Investigating the in vivo antimicrobial activity of a self-assembling peptide hydrogel using a Galleria mellonella infection model

Technological advances in protein biochemistry now enable researchers to modify the structure of peptides to enable them to possess self-assembling properties, forming hydrogels at low concentrations. Peptides can be altered further to provide multifunctional characteristics, for example to demonstrate antimicrobial properties. The aim of this paper is to investigate the in vivo toxicity and antimicrobial properties of a low molecular weight (naphthalene-2-ly)-acetyl-diphenylalanine-dilysine-OH (NapFFKK-OH) peptide hydrogel using an innovative waxworm (Galleria mellonella) model, as an alternative to mammalian/vertebrate testing. NapFFKK-OH hydrogels did not demonstrate any observable in vivo toxicity or death in Galleria mellonella over 5 days at concentrations studied (≤2% w/v).
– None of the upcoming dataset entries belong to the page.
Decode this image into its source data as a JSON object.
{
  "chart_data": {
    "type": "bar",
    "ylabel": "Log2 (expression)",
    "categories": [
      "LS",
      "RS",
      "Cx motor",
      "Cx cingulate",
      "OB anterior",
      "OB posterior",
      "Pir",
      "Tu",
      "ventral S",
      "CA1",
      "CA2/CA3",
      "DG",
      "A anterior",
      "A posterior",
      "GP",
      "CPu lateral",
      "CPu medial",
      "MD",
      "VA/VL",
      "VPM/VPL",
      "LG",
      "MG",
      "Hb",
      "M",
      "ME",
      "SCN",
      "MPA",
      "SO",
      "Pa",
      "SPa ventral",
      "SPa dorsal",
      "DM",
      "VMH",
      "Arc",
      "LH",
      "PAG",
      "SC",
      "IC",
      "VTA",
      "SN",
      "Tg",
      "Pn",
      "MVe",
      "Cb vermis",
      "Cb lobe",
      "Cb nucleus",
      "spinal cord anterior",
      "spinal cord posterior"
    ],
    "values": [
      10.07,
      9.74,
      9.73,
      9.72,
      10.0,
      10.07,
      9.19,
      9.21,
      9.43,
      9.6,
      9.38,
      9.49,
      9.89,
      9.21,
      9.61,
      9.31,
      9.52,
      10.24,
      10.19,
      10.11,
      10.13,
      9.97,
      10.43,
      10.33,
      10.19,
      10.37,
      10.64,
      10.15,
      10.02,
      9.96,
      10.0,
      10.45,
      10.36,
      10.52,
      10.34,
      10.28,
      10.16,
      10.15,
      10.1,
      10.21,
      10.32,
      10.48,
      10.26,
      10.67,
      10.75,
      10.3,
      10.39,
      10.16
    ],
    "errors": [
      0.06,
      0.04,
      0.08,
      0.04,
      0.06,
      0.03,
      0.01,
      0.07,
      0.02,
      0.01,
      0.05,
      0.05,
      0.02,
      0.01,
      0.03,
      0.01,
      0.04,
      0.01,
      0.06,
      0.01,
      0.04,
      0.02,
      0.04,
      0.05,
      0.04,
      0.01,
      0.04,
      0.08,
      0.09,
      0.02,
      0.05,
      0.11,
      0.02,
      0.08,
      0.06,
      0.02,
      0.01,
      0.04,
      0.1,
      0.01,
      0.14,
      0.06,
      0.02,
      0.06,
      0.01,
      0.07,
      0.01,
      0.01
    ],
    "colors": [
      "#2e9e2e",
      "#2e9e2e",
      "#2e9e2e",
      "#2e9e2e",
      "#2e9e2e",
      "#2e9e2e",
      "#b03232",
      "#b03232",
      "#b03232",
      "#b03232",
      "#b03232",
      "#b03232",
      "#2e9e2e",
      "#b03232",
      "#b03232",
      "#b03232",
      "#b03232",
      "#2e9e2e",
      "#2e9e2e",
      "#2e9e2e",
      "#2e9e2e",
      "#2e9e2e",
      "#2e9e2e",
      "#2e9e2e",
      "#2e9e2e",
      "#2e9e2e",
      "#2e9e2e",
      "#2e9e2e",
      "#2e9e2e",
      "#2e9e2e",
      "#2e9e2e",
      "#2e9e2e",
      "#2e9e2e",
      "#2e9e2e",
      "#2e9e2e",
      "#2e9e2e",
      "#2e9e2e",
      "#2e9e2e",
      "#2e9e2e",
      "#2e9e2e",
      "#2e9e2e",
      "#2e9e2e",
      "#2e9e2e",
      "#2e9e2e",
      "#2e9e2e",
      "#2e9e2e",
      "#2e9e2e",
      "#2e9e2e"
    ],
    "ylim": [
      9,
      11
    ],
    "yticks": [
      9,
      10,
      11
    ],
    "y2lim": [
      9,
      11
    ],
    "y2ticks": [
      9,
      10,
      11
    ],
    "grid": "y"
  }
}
A dose dependent Log10 reduction in viable (CFU/mL) Gram-positive (Staphylococcus aureus, Staphylococcus epidermidis) and Gram-negative (Escherichia coli, Pseudomonas aeruginosa) bacteria implicated in nosocomial infections was observed over 72 hours. NapFFKK-OH was especially effective against in vivo infection models of Staphylococcus aureus with a significant 4.4 Log10 CFU/mL reduction in viable bacteria at 2% w/v after 72 hours. Our results show Galleria mellonella to be a useful model for preliminary determination of in vivo toxicity and antimicrobial efficacy profiles of novel nanomaterials, including peptide-based hydrogels. It contributes to the 3R principles of animal testing – reduction, refinement and replacement. The results also show NapFFKK-OH to be a promising alternative to standardly employed antimicrobials with the potential to be utilized as a novel therapeutic in the treatment and prevention of hospital infections.